Chicken Breeds: Asil or Aseel

Creative Commons-licensed image courtesy of Flickr user mjc2010
Creative Commons-licensed image courtesy of Flickr user mjc2010

The Aseel or Asil is an ancient chicken breed developed in India primarily as a fighting bird. This breed was developed between 2500 and 3000 years ago, and takes a lot of special handling.

Today there are hundreds of sub-types of Asil chickens in India. The colors vary widely by breed, in every spectrum of the chicken rainbow. The Asil are closely related to the Malay and other tropical Asian breeds of chicken.

Like other hot climate breeds, Asil are closely-feathered, with small (pea) combs, a very upright stance, and glossy feathers. They handle hot weather, particularly humid tropical summers, very well. However, they are not suitable for colder climates.
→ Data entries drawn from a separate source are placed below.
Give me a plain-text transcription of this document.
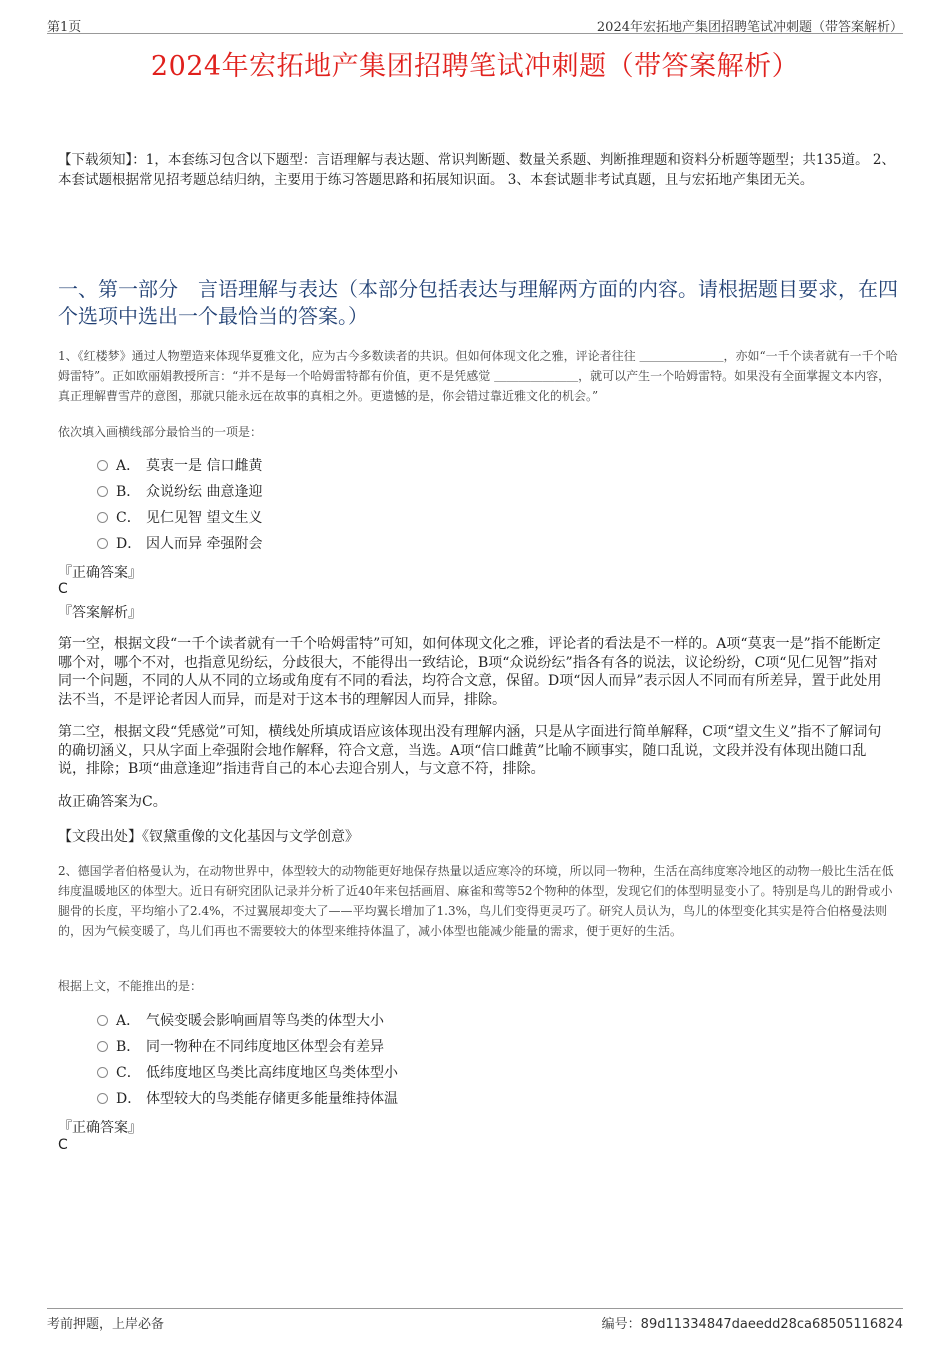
第1页	2024年宏拓地产集团招聘笔试冲刺题（带答案解析）
2024年宏拓地产集团招聘笔试冲刺题（带答案解析）
【下载须知】：1，本套练习包含以下题型：言语理解与表达题、常识判断题、数量关系题、判断推理题和资料分析题等题型；共135道。 2、本套试题根据常见招考题总结归纳，主要用于练习答题思路和拓展知识面。 3、本套试题非考试真题，且与宏拓地产集团无关。
一、第一部分　言语理解与表达（本部分包括表达与理解两方面的内容。请根据题目要求，在四个选项中选出一个最恰当的答案。）
1、《红楼梦》通过人物塑造来体现华夏雅文化，应为古今多数读者的共识。但如何体现文化之雅，评论者往往 ＿＿＿＿＿＿＿，亦如“一千个读者就有一千个哈姆雷特”。正如欧丽娟教授所言：“并不是每一个哈姆雷特都有价值，更不是凭感觉 ＿＿＿＿＿＿＿，就可以产生一个哈姆雷特。如果没有全面掌握文本内容，真正理解曹雪芹的意图，那就只能永远在故事的真相之外。更遗憾的是，你会错过靠近雅文化的机会。”
依次填入画横线部分最恰当的一项是：
A． 莫衷一是 信口雌黄
B． 众说纷纭 曲意逢迎
C． 见仁见智 望文生义
D． 因人而异 牵强附会
『正确答案』
C
『答案解析』
第一空，根据文段“一千个读者就有一千个哈姆雷特”可知，如何体现文化之雅，评论者的看法是不一样的。A项“莫衷一是”指不能断定哪个对，哪个不对，也指意见纷纭，分歧很大，不能得出一致结论，B项“众说纷纭”指各有各的说法，议论纷纷，C项“见仁见智”指对同一个问题，不同的人从不同的立场或角度有不同的看法，均符合文意，保留。D项“因人而异”表示因人不同而有所差异，置于此处用法不当，不是评论者因人而异，而是对于这本书的理解因人而异，排除。
第二空，根据文段“凭感觉”可知，横线处所填成语应该体现出没有理解内涵，只是从字面进行简单解释，C项“望文生义”指不了解词句的确切涵义，只从字面上牵强附会地作解释，符合文意，当选。A项“信口雌黄”比喻不顾事实，随口乱说，文段并没有体现出随口乱说，排除；B项“曲意逢迎”指违背自己的本心去迎合别人，与文意不符，排除。
故正确答案为C。
【文段出处】《钗黛重像的文化基因与文学创意》
2、德国学者伯格曼认为，在动物世界中，体型较大的动物能更好地保存热量以适应寒冷的环境，所以同一物种，生活在高纬度寒冷地区的动物一般比生活在低纬度温暖地区的体型大。近日有研究团队记录并分析了近40年来包括画眉、麻雀和莺等52个物种的体型，发现它们的体型明显变小了。特别是鸟儿的跗骨或小腿骨的长度，平均缩小了2.4%，不过翼展却变大了——平均翼长增加了1.3%，鸟儿们变得更灵巧了。研究人员认为，鸟儿的体型变化其实是符合伯格曼法则的，因为气候变暖了，鸟儿们再也不需要较大的体型来维持体温了，减小体型也能减少能量的需求，便于更好的生活。
根据上文，不能推出的是：
A． 气候变暖会影响画眉等鸟类的体型大小
B． 同一物种在不同纬度地区体型会有差异
C． 低纬度地区鸟类比高纬度地区鸟类体型小
D． 体型较大的鸟类能存储更多能量维持体温
『正确答案』
C
考前押题，上岸必备	编号：89d11334847daeedd28ca68505116824
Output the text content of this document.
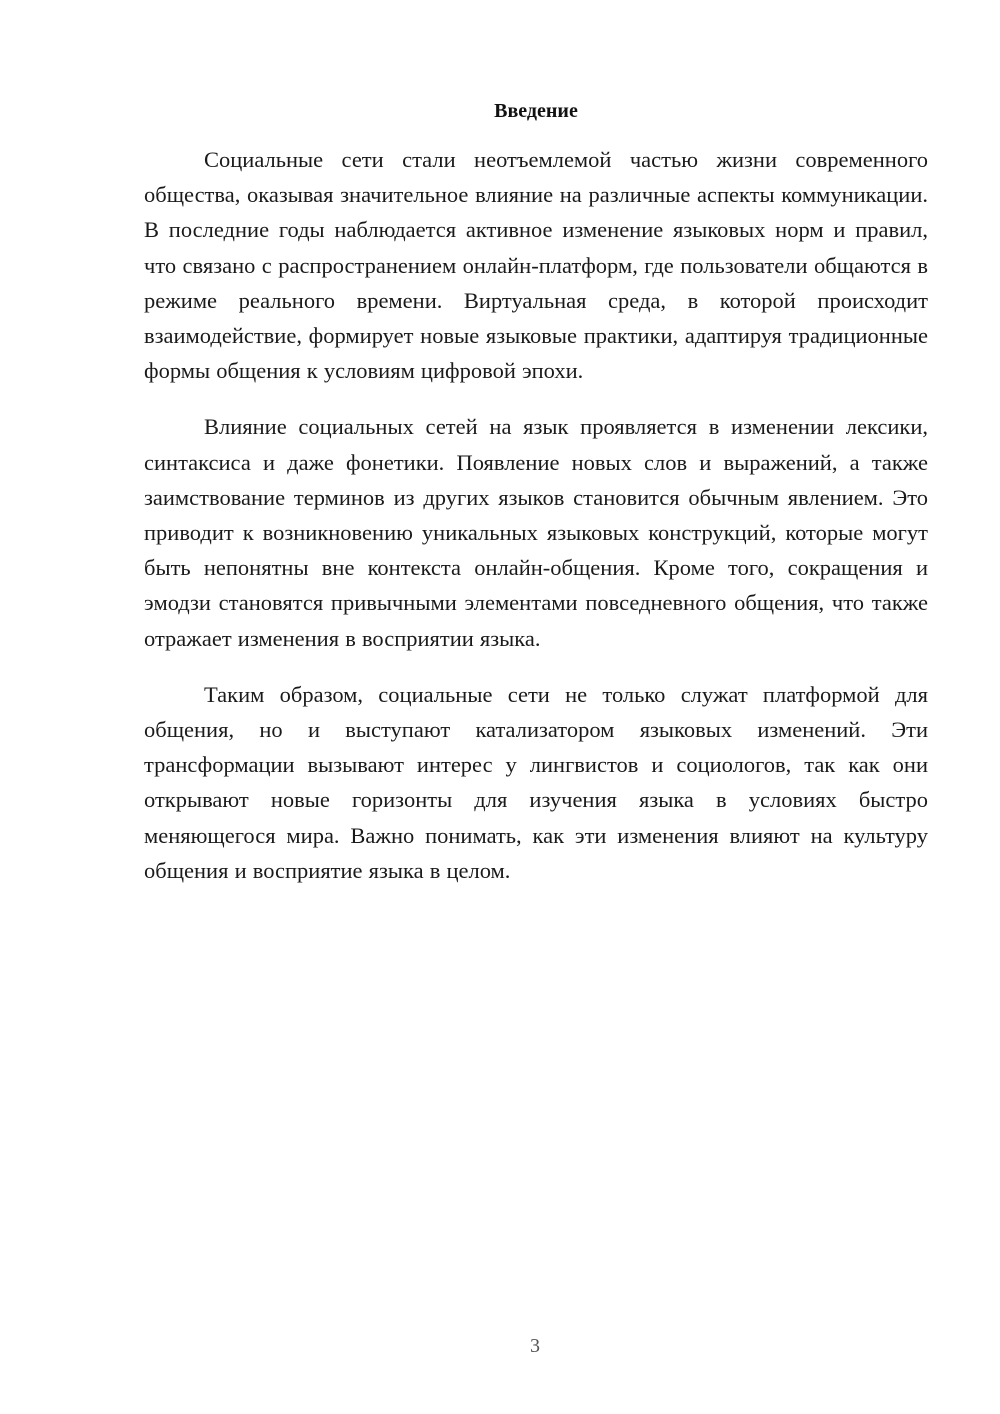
Введение

Социальные сети стали неотъемлемой частью жизни современного общества, оказывая значительное влияние на различные аспекты коммуникации. В последние годы наблюдается активное изменение языковых норм и правил, что связано с распространением онлайн-платформ, где пользователи общаются в режиме реального времени. Виртуальная среда, в которой происходит взаимодействие, формирует новые языковые практики, адаптируя традиционные формы общения к условиям цифровой эпохи.

Влияние социальных сетей на язык проявляется в изменении лексики, синтаксиса и даже фонетики. Появление новых слов и выражений, а также заимствование терминов из других языков становится обычным явлением. Это приводит к возникновению уникальных языковых конструкций, которые могут быть непонятны вне контекста онлайн-общения. Кроме того, сокращения и эмодзи становятся привычными элементами повседневного общения, что также отражает изменения в восприятии языка.

Таким образом, социальные сети не только служат платформой для общения, но и выступают катализатором языковых изменений. Эти трансформации вызывают интерес у лингвистов и социологов, так как они открывают новые горизонты для изучения языка в условиях быстро меняющегося мира. Важно понимать, как эти изменения влияют на культуру общения и восприятие языка в целом.

3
As a fighting bird, the Asil roosters must be kept separate from each other. This violence can even manifest when the birds are chicks. Asil roosters will fight to the death, as they have been bred for specifically this purpose. Asil hens can be aggressive, as well. Most Asil breeders keep the birds in pairs (one rooster and one hen), individually caged and kept apart from the others.

Asil are not very good at laying eggs. A hen will lay between 5 and 40 eggs per year. Interesting to think that this is probably the original production output for the domesticated chicken’s wild predecessors.